Tag Archives: human trafficking

Marriage In Cambodia Or Human Trafficking?

Several days ago we reported on the dramatic rise in marriage between poor women in Cambodia and South Korean males. Most of the South Koreans tend to come from working class backgrounds and they were seeking women who were both attractive and subservient. The government of Cambodia has decided to suspend all such marriages for the time being while it conducts an investigation. IN 2004, just 72 South Korean males married a woman from Cambodia, last year the figure rose to 1,759. A spokesperson for the Women’s Affairs Ministry, You Ay, said: “The government has temporarily suspended all (paperwork) for Cambodia women to marry foreigners.” She stated quite bluntly, “this suspension is to prevent human trafficking through marriage.”

This is one of those sensitive issues since for many of the women marrying a man from South Korea offers an opportunity to rise econonmically in the world. A key issue is whether they are entering a marriage or are they entering a form of work.

Ukraine A Major Source Of Human Trafficking!

During the Ukraine’s initial fifteen years as an independent nation, it is estimated nearly 110,000 people were victims of human trafficking according to figures released by the International Organization for Migration. About 5 percent were teenagers and nearly 18% were men targeted for forced labor. Ukrainians have been sent to virtually every part of the globe by these traffickers in human misery. Ukrainians are mainly sought for construction, agricultural tasks, fishing industries, domestic work and prostitution. Last month the UN Forum to Fight Human Trafficking was held in Vienna in an attempt to create international processes to protect people who are trapped in such forms of modern slavery.

The end of communism in eastern Europe was all too often accompanied by women being trapped in poverty which opened the door for human traffickers to get them headed to many parts of the world where they wound up in prostitution.

Does the UN have a role to play in dealng with sex tourism? Can the UN develop methods both to identify and assist victims? How can UN efforts deal with the plight of street children? These are among the host of questions which must be addressed in the coming years in order to halt this vicious traffic in human flesh.

China Action Plan To Halt Human Trafficking

Last summer China was rocked by exposure of a massive human trafficking scandal in Shanxi Province where it was discovered that thousands of men, women, children and mentally handicapped people were being forced to work making bricks. Over 1,300 were finally rescued from the brutal conditions under which they worked. The Chinese government announced yesterday a new coordinated effort to halt such conditions from ever occurring again. Over twenty ministries will coordinate their efforts to halt any human trafficking in China. The Chinese government estimates about 2,000-3,000 people are caught up on human trafficking, but the International Labor Organization places the figures as closer to 20,000-30,000 each year. Several hundred women have been found to be sold to brothels in Thailand which is a major center of sexual exploitation.

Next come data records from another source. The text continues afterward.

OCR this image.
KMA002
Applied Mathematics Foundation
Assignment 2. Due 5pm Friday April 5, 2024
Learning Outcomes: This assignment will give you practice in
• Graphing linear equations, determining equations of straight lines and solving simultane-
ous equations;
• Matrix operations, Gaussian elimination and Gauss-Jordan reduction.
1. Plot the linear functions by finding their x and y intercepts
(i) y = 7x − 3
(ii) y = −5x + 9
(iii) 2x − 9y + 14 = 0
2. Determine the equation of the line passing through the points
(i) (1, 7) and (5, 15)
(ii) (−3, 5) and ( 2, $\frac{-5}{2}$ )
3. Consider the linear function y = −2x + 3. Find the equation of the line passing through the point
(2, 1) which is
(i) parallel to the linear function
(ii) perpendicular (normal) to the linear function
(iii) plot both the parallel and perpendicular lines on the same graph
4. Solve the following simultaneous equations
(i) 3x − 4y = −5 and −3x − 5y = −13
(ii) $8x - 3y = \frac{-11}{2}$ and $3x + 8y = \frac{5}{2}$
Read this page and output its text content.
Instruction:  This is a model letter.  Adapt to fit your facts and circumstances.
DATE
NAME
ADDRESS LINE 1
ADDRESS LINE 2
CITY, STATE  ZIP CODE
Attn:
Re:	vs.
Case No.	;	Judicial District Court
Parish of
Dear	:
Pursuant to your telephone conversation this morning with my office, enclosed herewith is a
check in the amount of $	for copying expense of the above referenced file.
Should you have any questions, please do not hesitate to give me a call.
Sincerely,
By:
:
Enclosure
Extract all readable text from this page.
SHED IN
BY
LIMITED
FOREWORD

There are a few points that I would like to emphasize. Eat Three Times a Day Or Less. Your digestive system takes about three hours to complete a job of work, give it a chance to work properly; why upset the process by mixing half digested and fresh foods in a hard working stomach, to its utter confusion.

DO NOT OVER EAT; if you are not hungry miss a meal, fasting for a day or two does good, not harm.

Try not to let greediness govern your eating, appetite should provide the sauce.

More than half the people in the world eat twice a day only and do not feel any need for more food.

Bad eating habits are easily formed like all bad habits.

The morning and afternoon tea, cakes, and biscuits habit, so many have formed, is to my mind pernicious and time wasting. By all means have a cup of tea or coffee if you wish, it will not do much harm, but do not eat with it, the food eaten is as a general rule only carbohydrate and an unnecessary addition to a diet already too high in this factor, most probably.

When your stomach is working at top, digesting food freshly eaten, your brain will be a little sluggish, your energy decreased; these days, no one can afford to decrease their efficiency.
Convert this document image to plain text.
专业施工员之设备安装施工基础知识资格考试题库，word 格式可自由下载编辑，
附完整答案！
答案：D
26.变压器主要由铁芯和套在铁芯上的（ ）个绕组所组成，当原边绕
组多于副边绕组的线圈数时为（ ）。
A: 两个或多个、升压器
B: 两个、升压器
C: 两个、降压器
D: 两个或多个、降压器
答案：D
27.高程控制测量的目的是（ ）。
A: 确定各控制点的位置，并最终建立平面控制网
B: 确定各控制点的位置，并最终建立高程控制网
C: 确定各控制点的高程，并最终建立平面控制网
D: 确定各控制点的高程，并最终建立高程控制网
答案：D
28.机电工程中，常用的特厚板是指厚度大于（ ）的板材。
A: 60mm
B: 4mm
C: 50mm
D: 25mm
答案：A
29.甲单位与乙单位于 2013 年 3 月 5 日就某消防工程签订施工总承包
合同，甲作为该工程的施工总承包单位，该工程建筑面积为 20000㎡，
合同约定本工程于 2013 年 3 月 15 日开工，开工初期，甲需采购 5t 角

China has a migrant population of over 140,000,000 people which certainly opens the door to human trafficking since many confront extreme conditions of poverty and discrimination.

Nightmare Of Human Trafficking-Modern Slavery?

Chief Justice Pius Langa of South Africa attacked the growing presence of human trafficking in his nation. He described human trafficking as “an evil as terrible as the slave trade of the past and it requires a concerted response from civil society and the government.” He estimated world wide human trafficking as involving between 800,000-900,000 people each year and believed there are at least 28,000 children in South africa who are caught up in the process. Most experts believe the majority of people involved in the human trafficking trade come from southern regions of Africa, eastern Europe or Thailand and China. Langa says a common approach to human trafficking in his nation is for those accorded refugee status to send home for women who are then confronted with either enter prostitution or return to poverty. He also believes many women who cross the border of their nation find refuge in “safe houses” where they again are confronted with a dilemma of cooperating in being sold to miners and other men in South Africa or going back home to violence, rape and death.

The entire human trafficking issue can not be handled country by country. It requires the UN to assume responsibility for developing comprehensive programs for dealing with the issues. Most human trafficking involves women, but a significant number also includes young boys. Obviously, ending war or conditions in countries like Zimbabwe where Robert Mugabe, an egomaniac, has destroyed the economy from taking place.